I looked on, wide-eyed
‘Tara, what is it?’ she asked, drying her hands on the brown kitchen towel she was holding
Miss Tara lifted up my two hands. My left hand was visibly swollen, the digits not as uniform as the one on the right. I also had a fever.
Mamia addressed with wisdom, the now teary eyed Miss Tara
‘Calm down. Let me finish up quickly, we’d take him to that nurse across the street. I’m sure it’s just a fever. He has started teething hasn’t he?’
Miss Tara remained silent.
Unnamed drugs were given to me by the said nurse, but my fever had gotten worse. My cry was becoming more shrill by the minute.
Eventually, Miss Tara and Mamia took me to a real hospital where I was properly examined. The doctor said the hand swelling was called dactylitis, and I was a likely sickle cell disease patient. He asked Miss Tara for her genotype- she was AS.
The father’s genotype? She stuttered. She didn’t know.
The next 10 months before my genotype could be confirmed was the longest wait of Miss Tara’s life.
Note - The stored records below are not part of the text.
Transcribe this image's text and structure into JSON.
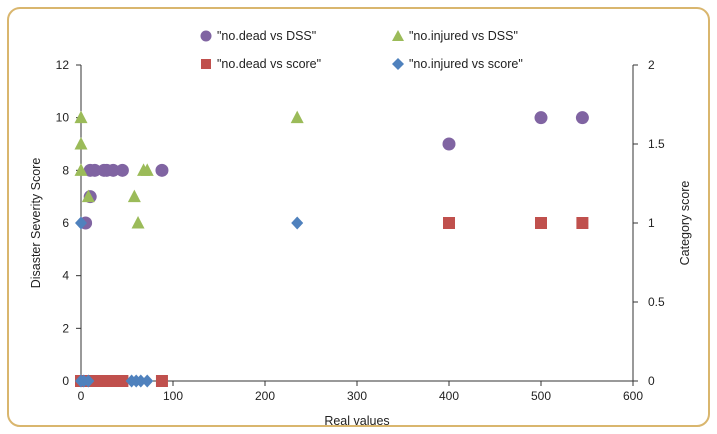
{
  "colors": {
    "frame": "#d9b66e",
    "axis": "#333333",
    "dead_dss": "#8064a2",
    "injured_dss": "#9bbb59",
    "dead_score": "#c0504d",
    "injured_score": "#4f81bd"
  },
  "chart_data": {
    "type": "scatter",
    "title": "",
    "xlabel": "Real values",
    "ylabel": "Disaster Severity Score",
    "y2label": "Category score",
    "xlim": [
      0,
      600
    ],
    "ylim": [
      0,
      12
    ],
    "y2lim": [
      0,
      2
    ],
    "x_ticks": [
      "0",
      "100",
      "200",
      "300",
      "400",
      "500",
      "600"
    ],
    "y_ticks": [
      "0",
      "2",
      "4",
      "6",
      "8",
      "10",
      "12"
    ],
    "y2_ticks": [
      "0",
      "0.5",
      "1",
      "1.5",
      "2"
    ],
    "grid": false,
    "legend_position": "top",
    "series": [
      {
        "name": "\"no.dead vs DSS\"",
        "marker": "circle",
        "axis": "left",
        "color": "#8064a2",
        "points": [
          [
            5,
            6
          ],
          [
            10,
            7
          ],
          [
            10,
            8
          ],
          [
            15,
            8
          ],
          [
            25,
            8
          ],
          [
            28,
            8
          ],
          [
            35,
            8
          ],
          [
            45,
            8
          ],
          [
            88,
            8
          ],
          [
            400,
            9
          ],
          [
            500,
            10
          ],
          [
            545,
            10
          ]
        ]
      },
      {
        "name": "\"no.injured vs DSS\"",
        "marker": "triangle",
        "axis": "left",
        "color": "#9bbb59",
        "points": [
          [
            0,
            10
          ],
          [
            0,
            9
          ],
          [
            0,
            8
          ],
          [
            8,
            7
          ],
          [
            58,
            7
          ],
          [
            62,
            6
          ],
          [
            68,
            8
          ],
          [
            72,
            8
          ],
          [
            235,
            10
          ]
        ]
      },
      {
        "name": "\"no.dead vs score\"",
        "marker": "square",
        "axis": "right",
        "color": "#c0504d",
        "points": [
          [
            0,
            0
          ],
          [
            5,
            0
          ],
          [
            10,
            0
          ],
          [
            15,
            0
          ],
          [
            20,
            0
          ],
          [
            25,
            0
          ],
          [
            30,
            0
          ],
          [
            35,
            0
          ],
          [
            40,
            0
          ],
          [
            45,
            0
          ],
          [
            88,
            0
          ],
          [
            400,
            1
          ],
          [
            500,
            1
          ],
          [
            545,
            1
          ]
        ]
      },
      {
        "name": "\"no.injured vs score\"",
        "marker": "diamond",
        "axis": "right",
        "color": "#4f81bd",
        "points": [
          [
            0,
            1
          ],
          [
            0,
            0
          ],
          [
            3,
            0
          ],
          [
            8,
            0
          ],
          [
            55,
            0
          ],
          [
            60,
            0
          ],
          [
            65,
            0
          ],
          [
            72,
            0
          ],
          [
            235,
            1
          ]
        ]
      }
    ]
  }
}
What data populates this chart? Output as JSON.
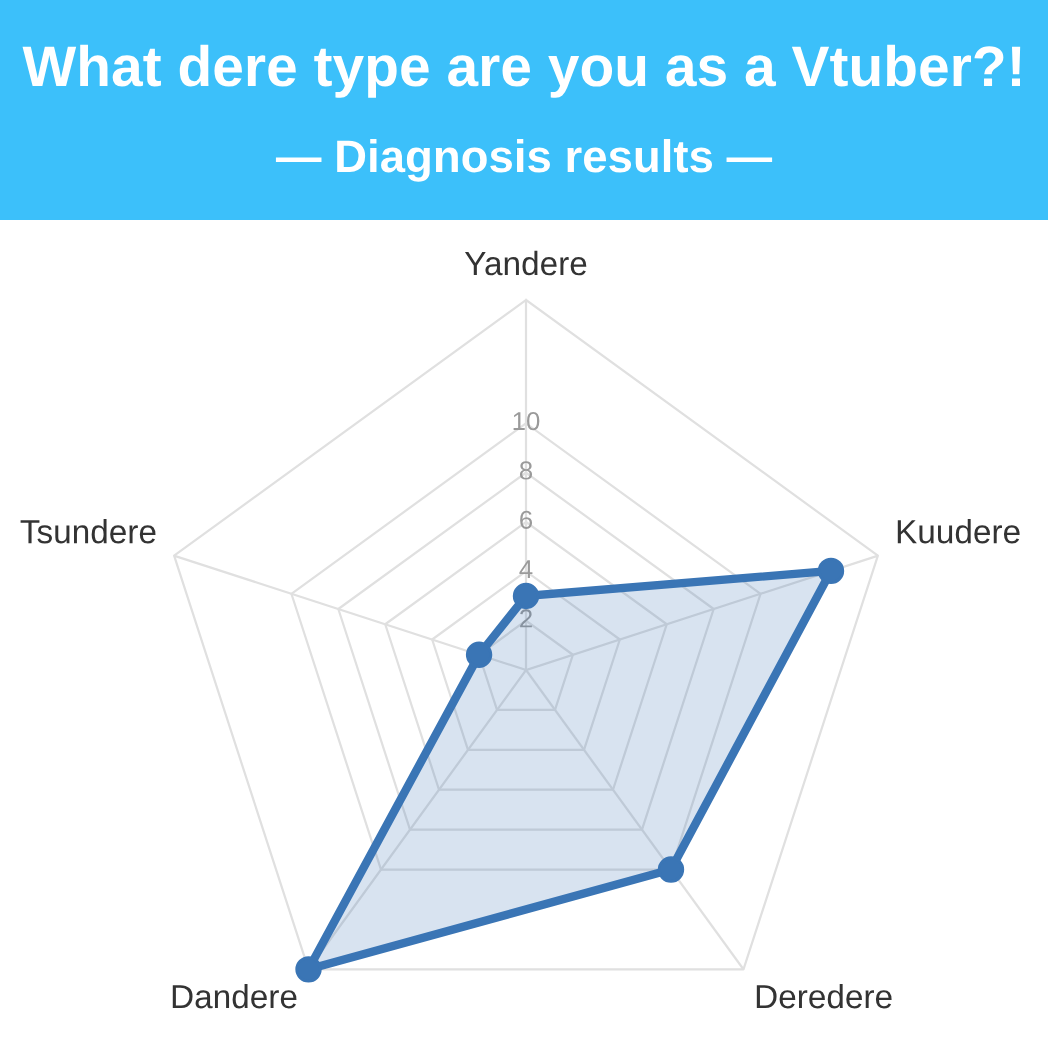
{
  "chart_data": {
    "type": "radar",
    "title": "What dere type are you as a Vtuber?!",
    "subtitle": "— Diagnosis results —",
    "categories": [
      "Yandere",
      "Kuudere",
      "Deredere",
      "Dandere",
      "Tsundere"
    ],
    "series": [
      {
        "color": "#3a75b5",
        "values": [
          3,
          13,
          10,
          15,
          2
        ]
      }
    ],
    "ylim": [
      0,
      15
    ],
    "yticks": [
      2,
      4,
      6,
      8,
      10
    ],
    "grid": true,
    "marker": "circle"
  }
}
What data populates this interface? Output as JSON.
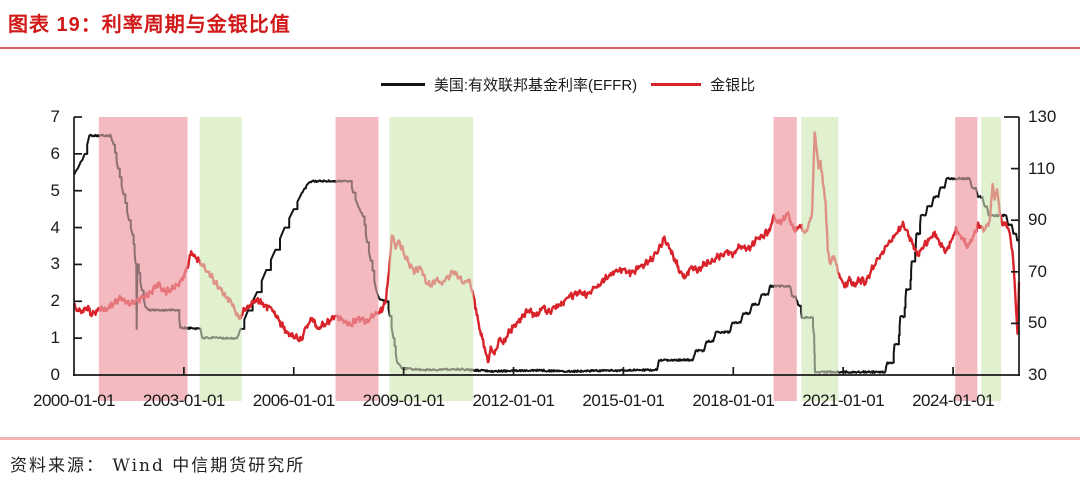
{
  "header": {
    "title": "图表 19：利率周期与金银比值"
  },
  "legend": [
    {
      "label": "美国:有效联邦基金利率(EFFR)",
      "color": "#141414"
    },
    {
      "label": "金银比",
      "color": "#d8232a"
    }
  ],
  "footer": {
    "source": "资料来源： Wind 中信期货研究所"
  },
  "colors": {
    "title": "#d11919",
    "title_rule": "#d66060",
    "footer_rule": "#f2b5b5",
    "effr_line": "#141414",
    "ratio_line": "#d8232a",
    "cut_band": "#f3bbbf",
    "hold_band": "#e1f0cf",
    "axis": "#1a1a1a"
  },
  "chart_data": {
    "type": "line",
    "title": "利率周期与金银比值",
    "x_unit": "years since 2000-01-01",
    "x_range": [
      0,
      25.8
    ],
    "x_ticks": [
      {
        "t": 0,
        "label": "2000-01-01"
      },
      {
        "t": 3,
        "label": "2003-01-01"
      },
      {
        "t": 6,
        "label": "2006-01-01"
      },
      {
        "t": 9,
        "label": "2009-01-01"
      },
      {
        "t": 12,
        "label": "2012-01-01"
      },
      {
        "t": 15,
        "label": "2015-01-01"
      },
      {
        "t": 18,
        "label": "2018-01-01"
      },
      {
        "t": 21,
        "label": "2021-01-01"
      },
      {
        "t": 24,
        "label": "2024-01-01"
      }
    ],
    "left_axis": {
      "range": [
        0,
        7
      ],
      "ticks": [
        0,
        1,
        2,
        3,
        4,
        5,
        6,
        7
      ]
    },
    "right_axis": {
      "range": [
        30,
        130
      ],
      "ticks": [
        30,
        50,
        70,
        90,
        110,
        130
      ]
    },
    "bands": [
      {
        "kind": "cut",
        "t0": 0.68,
        "t1": 3.1
      },
      {
        "kind": "hold",
        "t0": 3.43,
        "t1": 4.58
      },
      {
        "kind": "cut",
        "t0": 7.14,
        "t1": 8.31
      },
      {
        "kind": "hold",
        "t0": 8.61,
        "t1": 10.9
      },
      {
        "kind": "cut",
        "t0": 19.1,
        "t1": 19.73
      },
      {
        "kind": "hold",
        "t0": 19.86,
        "t1": 20.87
      },
      {
        "kind": "cut",
        "t0": 24.06,
        "t1": 24.66
      },
      {
        "kind": "hold",
        "t0": 24.77,
        "t1": 25.31
      }
    ],
    "series": [
      {
        "name": "美国:有效联邦基金利率(EFFR)",
        "axis": "left",
        "color": "#141414",
        "style": "step",
        "points": [
          [
            0,
            5.45
          ],
          [
            0.1,
            5.6
          ],
          [
            0.2,
            5.8
          ],
          [
            0.3,
            6.0
          ],
          [
            0.42,
            6.5
          ],
          [
            1.0,
            6.5
          ],
          [
            1.08,
            6.25
          ],
          [
            1.2,
            5.6
          ],
          [
            1.35,
            4.9
          ],
          [
            1.5,
            4.2
          ],
          [
            1.6,
            3.8
          ],
          [
            1.68,
            3.05
          ],
          [
            1.7,
            3.0
          ],
          [
            1.71,
            1.25
          ],
          [
            1.73,
            3.0
          ],
          [
            1.85,
            2.3
          ],
          [
            1.95,
            1.85
          ],
          [
            2.05,
            1.76
          ],
          [
            2.85,
            1.76
          ],
          [
            2.9,
            1.28
          ],
          [
            3.45,
            1.26
          ],
          [
            3.5,
            1.01
          ],
          [
            4.45,
            1.0
          ],
          [
            4.55,
            1.25
          ],
          [
            4.75,
            1.75
          ],
          [
            5.0,
            2.25
          ],
          [
            5.25,
            2.85
          ],
          [
            5.5,
            3.4
          ],
          [
            5.75,
            4.0
          ],
          [
            6.0,
            4.5
          ],
          [
            6.2,
            4.9
          ],
          [
            6.4,
            5.2
          ],
          [
            6.5,
            5.26
          ],
          [
            7.55,
            5.26
          ],
          [
            7.62,
            4.95
          ],
          [
            7.75,
            4.6
          ],
          [
            7.9,
            4.3
          ],
          [
            8.0,
            3.6
          ],
          [
            8.1,
            3.1
          ],
          [
            8.25,
            2.3
          ],
          [
            8.35,
            2.05
          ],
          [
            8.55,
            2.0
          ],
          [
            8.62,
            1.6
          ],
          [
            8.72,
            1.0
          ],
          [
            8.82,
            0.35
          ],
          [
            8.95,
            0.18
          ],
          [
            9.5,
            0.14
          ],
          [
            10.5,
            0.16
          ],
          [
            11.5,
            0.1
          ],
          [
            12.5,
            0.13
          ],
          [
            13.5,
            0.1
          ],
          [
            14.5,
            0.12
          ],
          [
            15.5,
            0.13
          ],
          [
            15.92,
            0.14
          ],
          [
            15.97,
            0.4
          ],
          [
            16.9,
            0.41
          ],
          [
            16.97,
            0.66
          ],
          [
            17.2,
            0.66
          ],
          [
            17.27,
            0.91
          ],
          [
            17.45,
            0.91
          ],
          [
            17.52,
            1.16
          ],
          [
            17.9,
            1.16
          ],
          [
            17.97,
            1.41
          ],
          [
            18.2,
            1.42
          ],
          [
            18.27,
            1.67
          ],
          [
            18.45,
            1.67
          ],
          [
            18.52,
            1.92
          ],
          [
            18.7,
            1.92
          ],
          [
            18.77,
            2.18
          ],
          [
            18.95,
            2.18
          ],
          [
            19.0,
            2.41
          ],
          [
            19.55,
            2.41
          ],
          [
            19.6,
            2.14
          ],
          [
            19.7,
            2.13
          ],
          [
            19.77,
            1.9
          ],
          [
            19.83,
            1.88
          ],
          [
            19.87,
            1.56
          ],
          [
            20.15,
            1.56
          ],
          [
            20.2,
            1.1
          ],
          [
            20.23,
            0.08
          ],
          [
            22.15,
            0.08
          ],
          [
            22.2,
            0.33
          ],
          [
            22.36,
            0.33
          ],
          [
            22.4,
            0.83
          ],
          [
            22.5,
            0.83
          ],
          [
            22.56,
            1.58
          ],
          [
            22.66,
            1.58
          ],
          [
            22.72,
            2.33
          ],
          [
            22.82,
            2.33
          ],
          [
            22.87,
            3.08
          ],
          [
            22.95,
            3.08
          ],
          [
            23.0,
            3.83
          ],
          [
            23.08,
            3.83
          ],
          [
            23.12,
            4.33
          ],
          [
            23.25,
            4.33
          ],
          [
            23.3,
            4.58
          ],
          [
            23.42,
            4.58
          ],
          [
            23.47,
            4.83
          ],
          [
            23.6,
            4.83
          ],
          [
            23.65,
            5.08
          ],
          [
            23.77,
            5.08
          ],
          [
            23.82,
            5.33
          ],
          [
            24.45,
            5.33
          ],
          [
            24.52,
            5.08
          ],
          [
            24.62,
            5.08
          ],
          [
            24.68,
            4.83
          ],
          [
            24.8,
            4.83
          ],
          [
            24.86,
            4.58
          ],
          [
            24.92,
            4.58
          ],
          [
            24.97,
            4.33
          ],
          [
            25.45,
            4.33
          ],
          [
            25.5,
            4.08
          ],
          [
            25.6,
            4.08
          ],
          [
            25.65,
            3.83
          ],
          [
            25.72,
            3.83
          ],
          [
            25.75,
            3.65
          ],
          [
            25.8,
            3.65
          ]
        ]
      },
      {
        "name": "金银比",
        "axis": "right",
        "color": "#d8232a",
        "style": "line",
        "points": [
          [
            0,
            57
          ],
          [
            0.2,
            54
          ],
          [
            0.35,
            56
          ],
          [
            0.5,
            53.5
          ],
          [
            0.7,
            56
          ],
          [
            0.9,
            55
          ],
          [
            1.1,
            58
          ],
          [
            1.3,
            60
          ],
          [
            1.5,
            57
          ],
          [
            1.7,
            59
          ],
          [
            1.9,
            60
          ],
          [
            2.1,
            62
          ],
          [
            2.3,
            65.5
          ],
          [
            2.5,
            62
          ],
          [
            2.7,
            64
          ],
          [
            2.9,
            66
          ],
          [
            3.05,
            70
          ],
          [
            3.2,
            78
          ],
          [
            3.35,
            75
          ],
          [
            3.5,
            73
          ],
          [
            3.65,
            70
          ],
          [
            3.8,
            67
          ],
          [
            3.95,
            64
          ],
          [
            4.1,
            61
          ],
          [
            4.3,
            58
          ],
          [
            4.5,
            52
          ],
          [
            4.65,
            55
          ],
          [
            4.8,
            57
          ],
          [
            5.0,
            59.5
          ],
          [
            5.2,
            57
          ],
          [
            5.4,
            55.5
          ],
          [
            5.6,
            51
          ],
          [
            5.8,
            47
          ],
          [
            6.0,
            45
          ],
          [
            6.2,
            43.5
          ],
          [
            6.35,
            49
          ],
          [
            6.5,
            52
          ],
          [
            6.65,
            48
          ],
          [
            6.8,
            49.5
          ],
          [
            7.0,
            51
          ],
          [
            7.15,
            53
          ],
          [
            7.35,
            51
          ],
          [
            7.55,
            49.5
          ],
          [
            7.75,
            52
          ],
          [
            7.95,
            50.5
          ],
          [
            8.15,
            52.5
          ],
          [
            8.35,
            54
          ],
          [
            8.5,
            58
          ],
          [
            8.6,
            70
          ],
          [
            8.68,
            84
          ],
          [
            8.78,
            79
          ],
          [
            8.88,
            82
          ],
          [
            9.0,
            77
          ],
          [
            9.15,
            73
          ],
          [
            9.3,
            70
          ],
          [
            9.45,
            72
          ],
          [
            9.6,
            66
          ],
          [
            9.75,
            64.5
          ],
          [
            9.9,
            67
          ],
          [
            10.05,
            65
          ],
          [
            10.2,
            68
          ],
          [
            10.35,
            70
          ],
          [
            10.5,
            67.5
          ],
          [
            10.65,
            65.5
          ],
          [
            10.8,
            67
          ],
          [
            10.9,
            61
          ],
          [
            11.05,
            50
          ],
          [
            11.15,
            44
          ],
          [
            11.25,
            38
          ],
          [
            11.3,
            35
          ],
          [
            11.38,
            41
          ],
          [
            11.48,
            38
          ],
          [
            11.6,
            44
          ],
          [
            11.72,
            42
          ],
          [
            11.85,
            46
          ],
          [
            12.0,
            49
          ],
          [
            12.2,
            52
          ],
          [
            12.4,
            55
          ],
          [
            12.6,
            53
          ],
          [
            12.8,
            56
          ],
          [
            13.0,
            54.5
          ],
          [
            13.25,
            57
          ],
          [
            13.5,
            60
          ],
          [
            13.75,
            62
          ],
          [
            14.0,
            61
          ],
          [
            14.25,
            64
          ],
          [
            14.5,
            67.5
          ],
          [
            14.75,
            70
          ],
          [
            15.0,
            71
          ],
          [
            15.2,
            69.5
          ],
          [
            15.45,
            72
          ],
          [
            15.7,
            74
          ],
          [
            15.95,
            78
          ],
          [
            16.1,
            83
          ],
          [
            16.25,
            79
          ],
          [
            16.4,
            75
          ],
          [
            16.55,
            70
          ],
          [
            16.7,
            68
          ],
          [
            16.85,
            72
          ],
          [
            17.0,
            70.5
          ],
          [
            17.2,
            72.5
          ],
          [
            17.4,
            74
          ],
          [
            17.6,
            76
          ],
          [
            17.8,
            78
          ],
          [
            18.0,
            77
          ],
          [
            18.2,
            80
          ],
          [
            18.4,
            79
          ],
          [
            18.6,
            82
          ],
          [
            18.8,
            84
          ],
          [
            19.0,
            86
          ],
          [
            19.1,
            92
          ],
          [
            19.2,
            89
          ],
          [
            19.35,
            90
          ],
          [
            19.5,
            93
          ],
          [
            19.6,
            88
          ],
          [
            19.72,
            86
          ],
          [
            19.85,
            88
          ],
          [
            19.95,
            85
          ],
          [
            20.05,
            88
          ],
          [
            20.15,
            93
          ],
          [
            20.22,
            124
          ],
          [
            20.28,
            117
          ],
          [
            20.33,
            110
          ],
          [
            20.38,
            113
          ],
          [
            20.45,
            104
          ],
          [
            20.52,
            97
          ],
          [
            20.58,
            78
          ],
          [
            20.65,
            73
          ],
          [
            20.75,
            76
          ],
          [
            20.85,
            70
          ],
          [
            20.95,
            67
          ],
          [
            21.05,
            64
          ],
          [
            21.15,
            67
          ],
          [
            21.3,
            64.5
          ],
          [
            21.45,
            67
          ],
          [
            21.6,
            66
          ],
          [
            21.75,
            70
          ],
          [
            21.9,
            74
          ],
          [
            22.05,
            77
          ],
          [
            22.2,
            80
          ],
          [
            22.35,
            83
          ],
          [
            22.5,
            86
          ],
          [
            22.65,
            88.5
          ],
          [
            22.8,
            84
          ],
          [
            22.95,
            79
          ],
          [
            23.05,
            77
          ],
          [
            23.2,
            80
          ],
          [
            23.35,
            83
          ],
          [
            23.5,
            85.5
          ],
          [
            23.65,
            81
          ],
          [
            23.8,
            78
          ],
          [
            23.95,
            82
          ],
          [
            24.1,
            86.5
          ],
          [
            24.25,
            83
          ],
          [
            24.4,
            79.5
          ],
          [
            24.55,
            84
          ],
          [
            24.7,
            88.5
          ],
          [
            24.85,
            86
          ],
          [
            25.0,
            90
          ],
          [
            25.08,
            104
          ],
          [
            25.14,
            98
          ],
          [
            25.2,
            102
          ],
          [
            25.28,
            92
          ],
          [
            25.35,
            88
          ],
          [
            25.45,
            89
          ],
          [
            25.55,
            85
          ],
          [
            25.62,
            78
          ],
          [
            25.68,
            66
          ],
          [
            25.72,
            55
          ],
          [
            25.76,
            46
          ],
          [
            25.8,
            66
          ]
        ]
      }
    ]
  }
}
Vigils were conducted, planned and unplanned, prayers offered to imprint into my DNA, the AA hemoglobin genotype.
The results of Miss Tara’s final exams came out on the same day as that of my test results. She made a first class. My test results dampened the celebrations. I was a sickler. My genotype was SS.
Miss Tara hit the floor in tears. She was a 23 year old lady with no husband and a child with a possible death sentence.
For me, this was the beginning of life as I knew it.
In and out of the four walls of a hospital.